Томирис с облегчением рассмеялась.
— Не знаю, мой Зал. Когда я вижу волчьи глаза моих вождей, то в них можно увидеть все, что угодно, — только не любовь! Вот ведь больше половины Совета вождей обновилось — одни вожди сами померли, другим — я помогла... Избирали-то смелых, благородных, справедливых... старались, чтобы не богатых избирали... поскромнее... А стали вождями — и куда все девалось? Спеси больше, чем у прежних! А некоторые еще хуже прежних — злобные, жадные. Почему, Зал, почему же?
— Старые-то вожди во втором и даже в третьем поколении вождями стали. Успели нахапать, да и к власти привыкли. Сытые. Выбирали уж, что повкуснее, а не все, что попало. А новые-то, подобно твоему Сакесфару — дорвались! И все им в диковинку — и власть, и богатство. Изголодались, вот и уминают все подряд, а все мало! Нет страшнее силы, чтобы погубить человека, чем власть и богатство. Особенно власть! Не устояли твои избранники, царица.
— Неудачница я. Вот ты сложил великую песнь о Рустаме и обессмертил имя его, и будет он жить в веках... А я? Мечтала собрать воедино сакский народ... не смогла... жизнь течет, как песок сквозь пальцы, — ничего не успела. Старею, вот и дочку не смогу вырастить — мала еще... Что после меня останется?
— Останутся твои великие деяния, высокая царица. Ты обиделась, что я воспел Рустама и не воспел тебя. Не перебивай я знаю, что говорю! Я горжусь своей песней о Рустаме, что ж тут скрывать.
— Я поняла, Зал. Ни одному смертному не под силу дважды в одной жизни создавать подобные творения. Я не в обиде, Зал.
— Ты не поняла меня, царица. Я не ставлю Рустама выше тебя и не предпочел его тебе. Великая материнская любовь женщины, родившей на свет моего приемыша Ширака, в моих глазах выше всех героических свершений Рустама. Но подобного богатыря еще не видел мир, и поэтому Рустам достоин моей песни, хотя я обессмертил не самого Рустама, а лишь его имя. Пусть моя похвальба будет мне не в укор, но я сложил такую песню о Рустаме, что ее будут петь и перепевать еще очень долго. Моя песнь вдохновит певцов на новые сказания и постепенно подлинный Рустам превратится в легенду, сказку — останется лишь его имя. А вот твои деяния переживут века, и Томирис — великая женщина и царица, вставшая на защиту своей отчизны и победившая могучего врага Куруша, останется в памяти народной навсегда. На смертном одре не лгут. Я певец своего своего народа, но теперь мне очень стыдно признаться, что мой язык оказался бессильным воспеть достойно тебя!
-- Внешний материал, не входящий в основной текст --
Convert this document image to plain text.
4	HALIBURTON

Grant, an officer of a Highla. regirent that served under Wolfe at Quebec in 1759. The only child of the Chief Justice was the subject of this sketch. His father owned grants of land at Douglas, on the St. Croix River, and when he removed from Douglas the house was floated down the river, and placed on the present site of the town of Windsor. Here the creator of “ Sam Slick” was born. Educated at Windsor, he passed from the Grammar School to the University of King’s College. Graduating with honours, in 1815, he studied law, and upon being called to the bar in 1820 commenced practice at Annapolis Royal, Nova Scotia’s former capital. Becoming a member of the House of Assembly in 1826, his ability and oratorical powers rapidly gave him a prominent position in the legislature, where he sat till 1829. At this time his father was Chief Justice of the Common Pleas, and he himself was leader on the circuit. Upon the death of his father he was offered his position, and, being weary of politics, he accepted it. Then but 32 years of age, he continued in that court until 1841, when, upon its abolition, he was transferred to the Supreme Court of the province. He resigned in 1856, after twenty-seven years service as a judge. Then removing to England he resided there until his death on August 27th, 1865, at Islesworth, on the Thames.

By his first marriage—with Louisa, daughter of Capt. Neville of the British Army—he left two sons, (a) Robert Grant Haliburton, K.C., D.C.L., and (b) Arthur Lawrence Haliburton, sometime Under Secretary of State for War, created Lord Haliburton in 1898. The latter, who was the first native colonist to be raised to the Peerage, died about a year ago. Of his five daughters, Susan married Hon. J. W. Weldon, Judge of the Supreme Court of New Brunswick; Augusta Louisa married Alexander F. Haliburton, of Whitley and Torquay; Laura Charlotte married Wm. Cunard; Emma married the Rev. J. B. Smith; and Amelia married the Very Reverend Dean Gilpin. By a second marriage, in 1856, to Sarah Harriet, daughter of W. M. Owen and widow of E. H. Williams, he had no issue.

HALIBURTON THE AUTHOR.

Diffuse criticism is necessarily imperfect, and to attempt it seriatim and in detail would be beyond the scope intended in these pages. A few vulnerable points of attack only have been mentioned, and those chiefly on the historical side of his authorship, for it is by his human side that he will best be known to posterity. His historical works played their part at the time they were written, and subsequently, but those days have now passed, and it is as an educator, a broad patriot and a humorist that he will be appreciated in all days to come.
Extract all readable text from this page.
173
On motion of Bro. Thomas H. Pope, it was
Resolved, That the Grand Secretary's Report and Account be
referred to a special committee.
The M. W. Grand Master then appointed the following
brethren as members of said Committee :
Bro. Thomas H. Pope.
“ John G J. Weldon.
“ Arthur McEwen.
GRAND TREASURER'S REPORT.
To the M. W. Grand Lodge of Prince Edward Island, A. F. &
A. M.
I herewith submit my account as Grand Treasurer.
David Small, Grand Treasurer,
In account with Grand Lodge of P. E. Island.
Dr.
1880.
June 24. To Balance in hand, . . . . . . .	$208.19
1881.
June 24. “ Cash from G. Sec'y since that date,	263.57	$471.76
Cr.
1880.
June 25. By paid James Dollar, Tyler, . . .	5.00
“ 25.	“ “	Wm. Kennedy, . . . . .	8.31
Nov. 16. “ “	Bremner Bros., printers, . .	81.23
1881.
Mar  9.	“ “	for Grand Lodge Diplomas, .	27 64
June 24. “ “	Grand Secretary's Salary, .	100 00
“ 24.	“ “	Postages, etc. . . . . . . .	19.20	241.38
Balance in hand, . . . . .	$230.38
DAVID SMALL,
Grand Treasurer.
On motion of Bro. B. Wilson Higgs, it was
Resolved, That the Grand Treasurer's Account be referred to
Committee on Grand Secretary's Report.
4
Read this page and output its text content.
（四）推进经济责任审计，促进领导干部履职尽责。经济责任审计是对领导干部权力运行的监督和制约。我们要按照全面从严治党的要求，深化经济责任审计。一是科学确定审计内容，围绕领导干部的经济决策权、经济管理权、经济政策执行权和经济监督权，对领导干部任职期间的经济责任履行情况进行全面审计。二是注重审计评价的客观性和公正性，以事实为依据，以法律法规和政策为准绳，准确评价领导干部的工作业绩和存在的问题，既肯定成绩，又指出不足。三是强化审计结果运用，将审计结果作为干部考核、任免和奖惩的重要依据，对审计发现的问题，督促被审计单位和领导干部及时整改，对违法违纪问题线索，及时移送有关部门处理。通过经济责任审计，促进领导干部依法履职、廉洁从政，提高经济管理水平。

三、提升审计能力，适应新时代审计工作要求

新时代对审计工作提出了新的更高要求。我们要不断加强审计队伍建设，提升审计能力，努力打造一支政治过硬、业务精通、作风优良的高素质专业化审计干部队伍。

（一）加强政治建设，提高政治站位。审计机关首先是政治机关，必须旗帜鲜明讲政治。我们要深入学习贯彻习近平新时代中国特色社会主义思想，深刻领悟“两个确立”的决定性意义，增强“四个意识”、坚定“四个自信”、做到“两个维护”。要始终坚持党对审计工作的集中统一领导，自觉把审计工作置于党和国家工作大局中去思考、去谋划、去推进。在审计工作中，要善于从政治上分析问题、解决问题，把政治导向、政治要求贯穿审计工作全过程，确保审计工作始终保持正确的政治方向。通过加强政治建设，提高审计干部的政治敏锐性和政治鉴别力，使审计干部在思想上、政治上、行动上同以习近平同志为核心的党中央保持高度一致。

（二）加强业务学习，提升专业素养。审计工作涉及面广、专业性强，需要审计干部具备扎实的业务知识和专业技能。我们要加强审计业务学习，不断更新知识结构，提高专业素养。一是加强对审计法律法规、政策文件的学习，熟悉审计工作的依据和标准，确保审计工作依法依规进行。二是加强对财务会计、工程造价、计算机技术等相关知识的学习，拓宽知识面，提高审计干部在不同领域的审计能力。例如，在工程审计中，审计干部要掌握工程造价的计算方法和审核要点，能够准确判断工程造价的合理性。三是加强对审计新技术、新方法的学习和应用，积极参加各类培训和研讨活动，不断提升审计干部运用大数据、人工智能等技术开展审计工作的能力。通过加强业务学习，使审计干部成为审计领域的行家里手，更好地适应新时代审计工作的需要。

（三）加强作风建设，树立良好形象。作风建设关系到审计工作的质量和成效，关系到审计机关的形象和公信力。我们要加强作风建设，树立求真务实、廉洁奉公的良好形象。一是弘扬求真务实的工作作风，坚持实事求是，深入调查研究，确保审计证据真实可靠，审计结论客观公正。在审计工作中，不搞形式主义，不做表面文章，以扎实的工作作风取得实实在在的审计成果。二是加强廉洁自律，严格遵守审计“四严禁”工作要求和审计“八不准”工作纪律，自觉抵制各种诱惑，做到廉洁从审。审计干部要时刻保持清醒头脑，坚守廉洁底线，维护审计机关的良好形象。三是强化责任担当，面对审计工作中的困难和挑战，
Я пытался... но из уст, вместо чеканных и звенящих слов, слышался только жалкий лепет, и я с ужасом понял, что твои деяния выше моего искусства песнотворца. Я пытался, Томирис, и не смог. Прости меня.
В конце этой страстной исповеди старого певца Томирис гордо выпрямилась, на глазах у нее сверкали слезы радости.
— Сегодня, страшно сказать, когда уходишь ты и уносишь частицу моей души вместе с собой, боги удостоили меня высшей радости — услышать из твоих уст великую оценку моим деяниям, мой Зал. А твоими устами говорит народ. Спасибо тебе!
— Одна мысль мучает меня все это время, царица. Почему ты не двинула свое вдохновленное великой победой войско на Персию?
— Это было моей первой мыслю после победы, Зал. Но, остыв и зрело размыслив, я поняла гибельность этого решения для массагетов. Завоевать страну сидя верхом на коне можно, а вот править ею сидя верхом на коне — невозможно. Где саки Ишпакая, Партатута и Мадия? Тьма народов полдневных стран поглотили их. Та же участь ожидала бы и моих массагетов. Нет, нам чужих стран не надо, но свою ковыльную степь с голубым куполом неба мы ни кому не отдадим. Но разве ты этого не знал? Не верю! Я ведь часто советовалась с тобой и даже спорила... мысленно.
— Я тоже, царица.
— Осуждал?
— Не без этого.
— Как же я теперь...
— Да-а-а, трудно тебе, высокая царица, трудно.
— Ох как трудно, мой Зал.
— Прощай, Томирис, прощай, дочь неба.
— До свидания, мой Зал, до свидания. Я думаю, что скоро мы вновь встретимся с тобой в царстве теней, в мире предков.
— Я поручаю тебе моего приемыша Ширака, царица. Не забудь.
— Хорошо, хорошо, — рассеянно ответила Томирис, вся поглощенная своими мыслями.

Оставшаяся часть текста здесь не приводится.